L'histoire m'a rappelé les deux années (2003-2005) que j'ai passées en Zambie et la stigmatisation que les personnes vivant avec le VIH y ont subie. J'ai aussi pensé au pays d'origine du Père Mamba qui a connu une épidémie d'Ebola l'année dernière en septembre ainsi qu'à l'épidémie qui sévit actuellement en Afrique de l'Ouest. J'ai pensé aux gens de la Sierra Leone qui étaient interdit de fêter Noël hors de chez eux.

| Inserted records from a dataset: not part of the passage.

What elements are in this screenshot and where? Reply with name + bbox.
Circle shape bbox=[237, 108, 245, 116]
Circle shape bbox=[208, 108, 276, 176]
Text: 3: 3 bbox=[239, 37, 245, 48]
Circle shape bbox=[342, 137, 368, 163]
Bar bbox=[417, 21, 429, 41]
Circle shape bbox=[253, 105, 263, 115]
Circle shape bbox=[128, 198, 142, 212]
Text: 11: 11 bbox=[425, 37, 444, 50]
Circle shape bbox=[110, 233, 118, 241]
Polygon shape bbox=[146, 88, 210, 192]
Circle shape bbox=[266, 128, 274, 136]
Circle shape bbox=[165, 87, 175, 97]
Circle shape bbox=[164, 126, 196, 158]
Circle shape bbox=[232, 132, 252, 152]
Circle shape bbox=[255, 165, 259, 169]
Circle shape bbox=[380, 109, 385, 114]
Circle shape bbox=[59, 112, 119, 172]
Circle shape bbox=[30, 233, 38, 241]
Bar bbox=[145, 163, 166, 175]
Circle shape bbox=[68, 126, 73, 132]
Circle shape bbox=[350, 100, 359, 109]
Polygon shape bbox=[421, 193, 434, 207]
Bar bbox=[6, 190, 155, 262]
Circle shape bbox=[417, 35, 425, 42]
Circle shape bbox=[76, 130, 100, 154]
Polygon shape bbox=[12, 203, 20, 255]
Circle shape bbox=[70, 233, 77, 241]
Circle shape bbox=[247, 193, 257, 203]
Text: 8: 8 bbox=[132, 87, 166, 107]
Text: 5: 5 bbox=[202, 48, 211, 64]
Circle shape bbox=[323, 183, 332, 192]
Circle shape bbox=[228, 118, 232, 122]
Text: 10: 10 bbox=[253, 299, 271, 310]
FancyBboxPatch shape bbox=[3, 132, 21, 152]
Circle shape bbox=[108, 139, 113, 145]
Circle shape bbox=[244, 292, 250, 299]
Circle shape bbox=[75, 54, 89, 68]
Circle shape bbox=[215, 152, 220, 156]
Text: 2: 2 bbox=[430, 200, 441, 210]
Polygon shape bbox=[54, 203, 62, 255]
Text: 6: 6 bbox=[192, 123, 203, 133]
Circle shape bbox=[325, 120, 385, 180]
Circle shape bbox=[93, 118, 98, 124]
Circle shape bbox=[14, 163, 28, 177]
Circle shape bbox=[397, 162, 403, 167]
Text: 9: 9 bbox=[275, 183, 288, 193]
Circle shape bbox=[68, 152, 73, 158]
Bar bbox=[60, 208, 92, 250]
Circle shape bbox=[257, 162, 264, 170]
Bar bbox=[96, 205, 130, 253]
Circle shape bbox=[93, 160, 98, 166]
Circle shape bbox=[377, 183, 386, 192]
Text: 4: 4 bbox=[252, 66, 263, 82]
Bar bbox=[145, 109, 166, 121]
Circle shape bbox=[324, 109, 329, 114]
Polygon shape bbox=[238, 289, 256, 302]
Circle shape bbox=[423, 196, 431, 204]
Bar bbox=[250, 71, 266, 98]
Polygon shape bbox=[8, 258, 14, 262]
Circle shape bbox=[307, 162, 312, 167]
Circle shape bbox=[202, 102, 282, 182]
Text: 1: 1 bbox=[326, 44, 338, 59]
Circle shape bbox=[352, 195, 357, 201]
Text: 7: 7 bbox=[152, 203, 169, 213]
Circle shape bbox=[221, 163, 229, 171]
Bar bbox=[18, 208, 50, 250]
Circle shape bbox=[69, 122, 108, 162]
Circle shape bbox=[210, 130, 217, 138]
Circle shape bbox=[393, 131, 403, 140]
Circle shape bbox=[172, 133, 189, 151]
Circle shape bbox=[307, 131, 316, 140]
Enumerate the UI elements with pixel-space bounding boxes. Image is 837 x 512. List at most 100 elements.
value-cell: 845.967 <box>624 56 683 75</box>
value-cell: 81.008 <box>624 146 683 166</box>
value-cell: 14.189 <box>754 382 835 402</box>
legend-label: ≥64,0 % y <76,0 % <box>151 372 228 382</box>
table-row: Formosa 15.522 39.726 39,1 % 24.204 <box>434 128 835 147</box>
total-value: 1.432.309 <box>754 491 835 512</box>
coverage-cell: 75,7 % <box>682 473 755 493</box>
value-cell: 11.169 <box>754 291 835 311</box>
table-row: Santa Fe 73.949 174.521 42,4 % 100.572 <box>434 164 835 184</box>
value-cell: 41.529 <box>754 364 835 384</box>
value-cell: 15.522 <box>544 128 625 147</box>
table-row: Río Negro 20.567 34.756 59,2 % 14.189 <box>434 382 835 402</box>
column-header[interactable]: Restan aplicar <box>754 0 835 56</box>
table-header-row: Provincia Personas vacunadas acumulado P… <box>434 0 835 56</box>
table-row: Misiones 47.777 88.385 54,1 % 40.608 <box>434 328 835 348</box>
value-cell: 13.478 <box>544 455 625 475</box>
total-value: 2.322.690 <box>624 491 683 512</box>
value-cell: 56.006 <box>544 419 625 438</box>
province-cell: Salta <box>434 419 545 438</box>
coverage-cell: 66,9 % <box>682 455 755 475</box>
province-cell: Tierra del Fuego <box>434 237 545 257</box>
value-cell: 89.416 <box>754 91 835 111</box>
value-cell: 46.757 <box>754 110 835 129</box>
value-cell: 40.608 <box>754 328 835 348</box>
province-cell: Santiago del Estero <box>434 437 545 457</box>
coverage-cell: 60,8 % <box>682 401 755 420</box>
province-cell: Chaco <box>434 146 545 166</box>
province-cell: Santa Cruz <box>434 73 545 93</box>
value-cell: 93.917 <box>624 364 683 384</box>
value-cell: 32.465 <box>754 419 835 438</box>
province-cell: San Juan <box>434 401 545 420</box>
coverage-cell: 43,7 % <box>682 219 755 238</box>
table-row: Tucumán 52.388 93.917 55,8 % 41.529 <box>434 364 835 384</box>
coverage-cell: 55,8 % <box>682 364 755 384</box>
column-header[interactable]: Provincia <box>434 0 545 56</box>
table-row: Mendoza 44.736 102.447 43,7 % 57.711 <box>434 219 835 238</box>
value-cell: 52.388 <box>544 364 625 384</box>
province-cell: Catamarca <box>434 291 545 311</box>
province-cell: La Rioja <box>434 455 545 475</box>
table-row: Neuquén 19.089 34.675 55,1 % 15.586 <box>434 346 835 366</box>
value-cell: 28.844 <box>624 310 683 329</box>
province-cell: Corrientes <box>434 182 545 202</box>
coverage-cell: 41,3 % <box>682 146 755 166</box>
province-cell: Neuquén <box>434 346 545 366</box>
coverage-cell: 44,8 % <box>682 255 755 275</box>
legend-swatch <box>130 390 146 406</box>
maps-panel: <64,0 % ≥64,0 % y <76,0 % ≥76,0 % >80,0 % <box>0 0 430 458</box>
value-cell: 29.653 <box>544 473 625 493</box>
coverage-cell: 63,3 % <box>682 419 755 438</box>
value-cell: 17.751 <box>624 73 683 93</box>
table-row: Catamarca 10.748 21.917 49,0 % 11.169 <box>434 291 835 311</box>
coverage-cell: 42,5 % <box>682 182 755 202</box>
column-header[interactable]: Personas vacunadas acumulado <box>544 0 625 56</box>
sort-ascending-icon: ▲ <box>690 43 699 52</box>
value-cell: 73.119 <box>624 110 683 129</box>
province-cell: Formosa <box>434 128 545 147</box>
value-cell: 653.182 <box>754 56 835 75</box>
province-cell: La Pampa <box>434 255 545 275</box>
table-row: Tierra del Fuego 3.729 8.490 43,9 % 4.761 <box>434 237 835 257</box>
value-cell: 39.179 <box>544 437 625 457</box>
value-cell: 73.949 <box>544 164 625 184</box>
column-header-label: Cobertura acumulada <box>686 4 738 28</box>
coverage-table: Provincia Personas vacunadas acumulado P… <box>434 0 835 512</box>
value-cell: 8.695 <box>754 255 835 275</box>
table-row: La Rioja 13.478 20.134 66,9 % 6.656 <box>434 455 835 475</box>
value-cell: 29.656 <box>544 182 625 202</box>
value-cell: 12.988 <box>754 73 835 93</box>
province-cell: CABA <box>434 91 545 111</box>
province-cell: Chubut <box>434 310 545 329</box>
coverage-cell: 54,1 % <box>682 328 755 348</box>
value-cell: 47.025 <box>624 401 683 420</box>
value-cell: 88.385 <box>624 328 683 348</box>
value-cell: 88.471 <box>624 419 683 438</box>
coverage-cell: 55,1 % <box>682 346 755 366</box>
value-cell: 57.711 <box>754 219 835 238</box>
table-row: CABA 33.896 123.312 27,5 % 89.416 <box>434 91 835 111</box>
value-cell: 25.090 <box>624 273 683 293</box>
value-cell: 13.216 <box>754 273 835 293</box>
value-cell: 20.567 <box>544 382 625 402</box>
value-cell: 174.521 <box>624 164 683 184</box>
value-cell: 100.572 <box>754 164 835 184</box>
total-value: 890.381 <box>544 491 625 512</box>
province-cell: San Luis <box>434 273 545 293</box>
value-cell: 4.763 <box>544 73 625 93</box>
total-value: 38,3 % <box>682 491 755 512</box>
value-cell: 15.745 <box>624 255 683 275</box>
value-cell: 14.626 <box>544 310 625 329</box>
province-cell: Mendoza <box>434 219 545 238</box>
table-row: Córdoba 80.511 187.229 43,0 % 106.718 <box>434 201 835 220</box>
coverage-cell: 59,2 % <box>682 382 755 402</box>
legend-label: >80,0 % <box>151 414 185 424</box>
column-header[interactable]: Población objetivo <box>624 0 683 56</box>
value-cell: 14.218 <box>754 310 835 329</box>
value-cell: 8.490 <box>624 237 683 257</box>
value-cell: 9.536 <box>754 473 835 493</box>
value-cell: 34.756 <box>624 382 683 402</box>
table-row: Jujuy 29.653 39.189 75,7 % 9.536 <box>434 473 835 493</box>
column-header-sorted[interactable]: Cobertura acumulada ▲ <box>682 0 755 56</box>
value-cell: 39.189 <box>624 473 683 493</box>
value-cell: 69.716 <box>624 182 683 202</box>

Comme l'a rapporté Reuters, Kadija Kargbo, un homme vivant à Freetown, la capitale de la Sierra Leone, était sombre à propos de Noël : « Nous voulons éviter tout contact à cause de cette maladie mortelle. C'est nécessaire mais je ne suis pas vraiment content. Normalement, nous nous amusons beaucoup avec la famille et les amis, mais nous devons simplement rester à la maison.

Non loin de mon esprit se trouvaient également les survivants stigmatisés d'Ebola, dont beaucoup ont perdu des membres de leur famille en plus de souffrir eux-mêmes du virus. Vous pouvez lire certaines de leurs histoires dans un Ressource du Consortium d'action de mobilisation sociale, développé pour montrer mettre en valeur leurs épreuves et tribulations, mais aussi leur espoir pour l'avenir. Une survivante nommée Juliana, une étudiante de la ville de Bo, a partagé son histoire :

Je suis allé à l'hôpital et le test a montré que j'avais Ebola, j'ai donc été admis au centre de traitement. Après un certain temps dans le centre de traitement, j'ai commencé à aller mieux jusqu'au jour où ils ont fait le test et il a montré que je n'avais plus Ebola et que je pouvais être libéré. Maintenant, je me sens en bonne santé dans mon corps mais mon esprit est en difficulté parce que j'ai perdu mon cousin, mon fiancé et mon fils de 11 mois à cause d'Ebola. Dans la communauté, les gens ont peur de s'approcher de moi, mais ils sont heureux que je sois en vie. Les gens sont surpris. Ils disent bonjour, mais ils ne me touchent pas et ne veulent pas partager les repas avec moi. C'est difficile pour moi. J'espère que bientôt les gens se rendront compte que les survivants n'ont plus Ebola et sont immunisés. De cette façon, les survivants sont en fait les personnes les plus sûres.

Des histoires comme celle de Juliana sont à la fois déchirantes et inspirantes. J'espère qu'elle retrouvera pleinement l'acceptation de ses voisins et que ses pairs l'accueilleront à nouveau. Depuis qu'elle a survécu à Ebola, Juliana, comme Rudolph, a un trait spécial qui peut faire d'elle une leader dans sa communauté. Comme l'a montré le père Mumba, les personnes différentes, lorsqu'elles sont pleinement acceptées, peuvent jeter un nouvel éclairage sur une vieille chanson.